*This post was co-authored by Lily Denslow, legal intern at Robinson+Cole. Lily is not admitted to practice law.
On June 27, 2024, the Department of Justice (DOJ) announced its 2024 National Health Care Fraud Enforcement Action, which resulted in criminal charges against 193 defendants for alleged participation in various health care fraud schemes alleged to have resulted in approximately $2.75 billion in losses for Medicare. The takedown spans 32 federal districts, and charges were brought in 145 cases.
The DOJ charged 36 of these defendants in connection with the submission of over $1.1 billion in fraudulent claims to Medicare, which resulted from schemes involving telemedicine clinical laboratories. The below discusses only a few of the cases, but the general themes run throughout and provide insight into the Government’s concerns in these prosecutions.

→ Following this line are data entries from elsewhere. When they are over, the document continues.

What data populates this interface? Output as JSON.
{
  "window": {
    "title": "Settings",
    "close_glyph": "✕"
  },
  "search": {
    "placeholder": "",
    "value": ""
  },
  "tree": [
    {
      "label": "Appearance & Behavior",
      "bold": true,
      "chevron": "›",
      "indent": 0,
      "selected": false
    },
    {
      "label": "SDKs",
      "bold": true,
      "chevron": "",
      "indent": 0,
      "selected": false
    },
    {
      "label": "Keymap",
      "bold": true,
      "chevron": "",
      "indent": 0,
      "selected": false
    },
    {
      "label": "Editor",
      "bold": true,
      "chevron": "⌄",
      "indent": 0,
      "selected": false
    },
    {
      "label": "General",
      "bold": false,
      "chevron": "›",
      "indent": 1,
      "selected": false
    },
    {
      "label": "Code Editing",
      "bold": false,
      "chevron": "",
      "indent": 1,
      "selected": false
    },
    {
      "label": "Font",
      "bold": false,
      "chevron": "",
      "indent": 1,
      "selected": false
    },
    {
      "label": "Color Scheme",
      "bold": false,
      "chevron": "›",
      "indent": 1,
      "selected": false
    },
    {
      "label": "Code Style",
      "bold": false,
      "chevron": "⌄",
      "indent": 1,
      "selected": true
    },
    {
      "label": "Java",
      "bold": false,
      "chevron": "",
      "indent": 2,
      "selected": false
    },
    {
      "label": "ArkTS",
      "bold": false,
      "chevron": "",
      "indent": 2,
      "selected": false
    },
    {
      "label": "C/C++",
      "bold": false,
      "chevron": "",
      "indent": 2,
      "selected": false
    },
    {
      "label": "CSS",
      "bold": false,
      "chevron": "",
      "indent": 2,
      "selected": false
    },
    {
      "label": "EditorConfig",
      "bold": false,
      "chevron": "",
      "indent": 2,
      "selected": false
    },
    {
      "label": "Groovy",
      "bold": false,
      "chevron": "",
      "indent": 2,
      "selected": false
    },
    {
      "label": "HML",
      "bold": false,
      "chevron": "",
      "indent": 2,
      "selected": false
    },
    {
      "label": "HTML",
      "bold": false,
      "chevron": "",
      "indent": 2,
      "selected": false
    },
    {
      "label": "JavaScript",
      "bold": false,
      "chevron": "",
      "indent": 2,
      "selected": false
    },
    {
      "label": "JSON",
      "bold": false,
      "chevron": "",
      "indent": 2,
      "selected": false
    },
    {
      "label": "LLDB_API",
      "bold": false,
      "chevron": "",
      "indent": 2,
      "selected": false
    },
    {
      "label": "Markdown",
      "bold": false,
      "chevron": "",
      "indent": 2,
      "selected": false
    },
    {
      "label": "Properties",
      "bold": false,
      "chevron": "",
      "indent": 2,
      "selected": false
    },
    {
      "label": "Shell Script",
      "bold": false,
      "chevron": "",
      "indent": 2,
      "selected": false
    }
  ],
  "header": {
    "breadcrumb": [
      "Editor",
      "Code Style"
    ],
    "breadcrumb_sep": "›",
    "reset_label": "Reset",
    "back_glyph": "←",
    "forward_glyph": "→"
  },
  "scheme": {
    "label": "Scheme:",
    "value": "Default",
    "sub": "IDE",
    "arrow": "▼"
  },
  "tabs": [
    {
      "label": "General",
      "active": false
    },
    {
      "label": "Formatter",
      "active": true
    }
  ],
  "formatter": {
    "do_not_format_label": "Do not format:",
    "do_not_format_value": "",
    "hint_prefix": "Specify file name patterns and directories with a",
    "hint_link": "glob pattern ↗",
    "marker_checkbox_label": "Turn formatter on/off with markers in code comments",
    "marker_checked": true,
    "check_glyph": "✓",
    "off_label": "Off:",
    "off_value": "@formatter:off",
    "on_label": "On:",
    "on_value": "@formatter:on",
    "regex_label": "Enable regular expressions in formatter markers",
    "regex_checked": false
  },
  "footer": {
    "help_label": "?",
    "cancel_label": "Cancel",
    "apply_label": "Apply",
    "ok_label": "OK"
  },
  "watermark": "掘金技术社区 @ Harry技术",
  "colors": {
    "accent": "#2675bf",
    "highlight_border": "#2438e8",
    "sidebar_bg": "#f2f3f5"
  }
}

In one of these cases, the DOJ charged a Georgia woman with one count of conspiracy to commit health care fraud and one count of conspiracy to violate the Anti-Kickback Statute (AKS). In this case, the defendant allegedly engaged in a scheme in which she and her co-conspirators owned, operated, and had a financial interest in various companies, including durable medical equipment companies, where she would provide qualified leads to clinical laboratories regardless of medical necessity. In addition, she had a company that she used to ship out Cancer Genomic Screening (CGx) test kits to beneficiaries regardless of whether the beneficiaries wanted them or needed them. In return, she submitted invoices to the lab to be paid. The case is pending in the District of New Jersey, and the defendant faces potential criminal liability.
In another case charged as part of this action, the DOJ charged a Texas man with one count of conspiracy to defraud the United States and to pay and receive health care kickbacks, five counts of paying health care kickbacks, and three counts of money laundering. The defendant in this case was the owner of two clinical laboratories and allegedly offered and paid kickbacks to marketers in exchange for referrals for testing. The defendant also allegedly signed doctor’s orders authorizing medically unnecessary testing. Allegedly, Medicare paid the laboratories approximately $54 million as a result of kickback-tainted claims. The case is pending in the Northern District of Texas, and the defendant faces potential criminal liability.
In another case charged as part of this action, two Tennessee men were charged with conspiracy to commit health care fraud, health care fraud, conspiracy to defraud the United States and to pay and receive health care kickbacks and paying and receiving health care kickbacks. These charges resulted from the defendants’ alleged role in selling doctor’s orders for medically unnecessary genetic tests, medications, and durable medical equipment (DME) to laboratories, pharmacies, and DME companies. Allegedly, the defendants obtained orders for their DME companies by paying kickbacks and bribes to purported telemedicine companies and in exchange for doctors signing orders for DME. This scheme allegedly caused the submission of $6 million in false and fraudulent claims to Medicare. Further, Medicare paid $2 million dollars to the defendants’ DME companies on these allegedly false claims. The case is pending in the Middle District of Tennessee, and the defendants face potential criminal liability.
This widespread enforcement action by the DOJ demonstrates the government’s commitment to rooting out healthcare fraud and abuse, especially in the telemedicine and clinical laboratory spaces. This is a timely warning to telemedicine providers and clinical laboratories of the need to ensure compliance with fraud and abuse laws.